Dick must have really felt the avenue of backwards time was worth exploring or he never would have finished it. It was brave for Dick to see these ideas through to their conclusion. While facing the realities of rent and editors, etc.
This book is not as morbid as earlier reviews might suggest. The characters are sincere and even light-hearted at times.
I found this to be one of Dick's easier and smoother reads.
I break it down this way. If you go to a movie and willingly submit to a fantasy experience, read this book. If you go to movies to test your analytical and deductive skills don't bother.
If you suspect that time is really just one big cosmic "Wow!" that has already ensued, I highly recommend it.
The concept itself is interesting. A world when times move backwards. When the deads are 'revived' from the grave, being sold as a property to anyone who would bid the highest.
And when the one who's coming back to life is a religious figure, interesting things can happen.

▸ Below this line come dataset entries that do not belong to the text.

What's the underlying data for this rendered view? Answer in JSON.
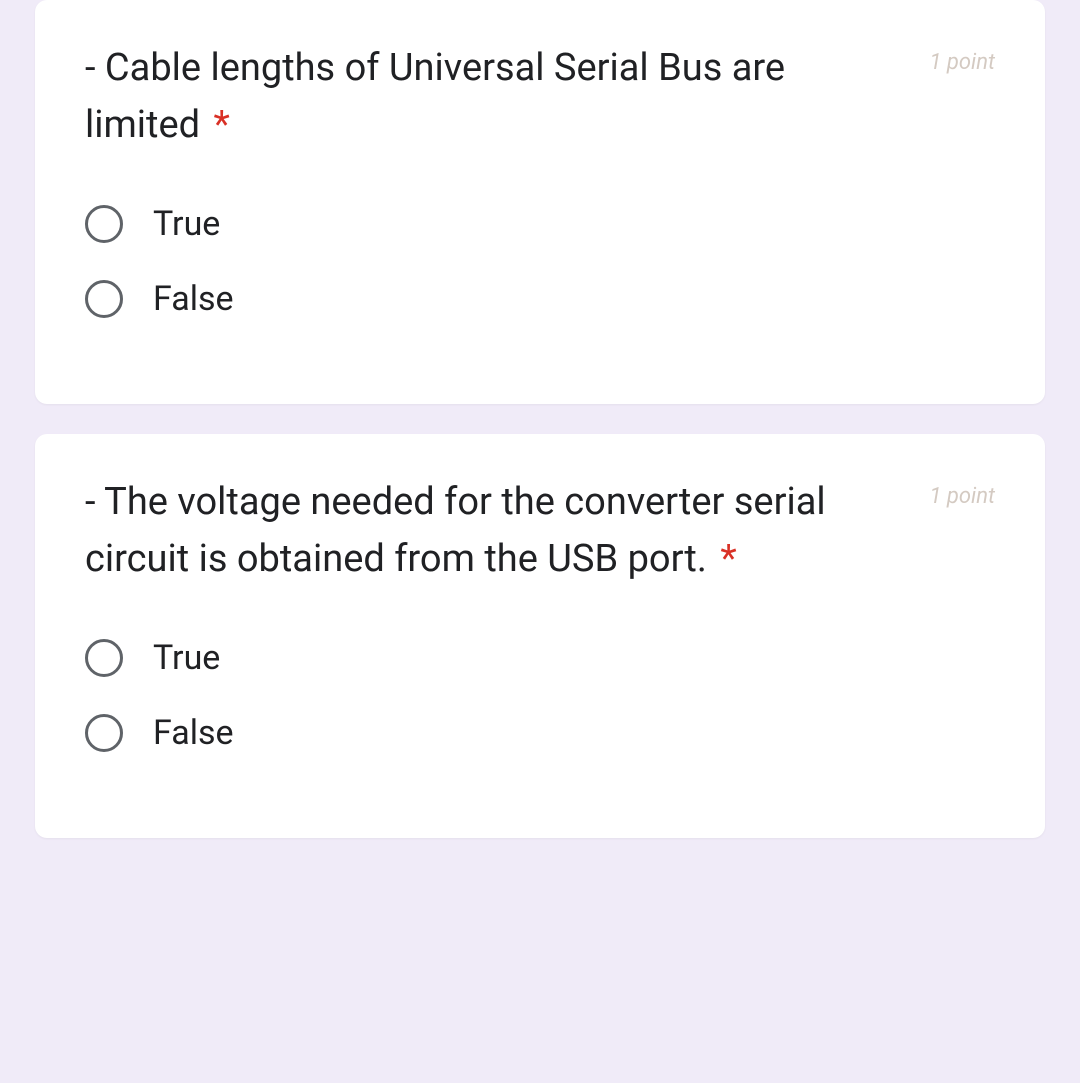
{
  "questions": [
    {
      "text": "- Cable lengths of Universal Serial Bus are limited",
      "required_marker": "*",
      "points": "1 point",
      "options": [
        {
          "label": "True"
        },
        {
          "label": "False"
        }
      ]
    },
    {
      "text": "- The voltage needed for the converter serial circuit is obtained from the USB port.",
      "required_marker": "*",
      "points": "1 point",
      "options": [
        {
          "label": "True"
        },
        {
          "label": "False"
        }
      ]
    }
  ]
}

There are two kinds of sci-fi books: one that is written by a scientist and one written by a non-scientist. This book is the latter. Sci-fi Books written by scientist contains the actual correct science or science of what would be possible in the future. While non-scientist writers tends to use science as basis and props for futuristic situation, emphasizing more on (perhaps) psychological and philosophical issues.
This book puts forward some interesting religion and philosophical issues such as how a person who live in the period where times move backwards reacts to the mind that move forwards. However, a reader with a scientific background might be put off by the some of the logic and science in this book, that are rather inconsistent and incorrect at times.
Take the example of this: [A person in a coffin in a grave just woke up]
" 'Get air down to me!' he tried to yell, but since there is no longer air he could not breathe; he was suffocating. `Hurry!' he called, but his call became soundless in the absence of air; he lay compressed, crushed, by an enormous vacuum; the pressure grew until, silently, his ribs broke. He felt that, too, his bones one by one snapping."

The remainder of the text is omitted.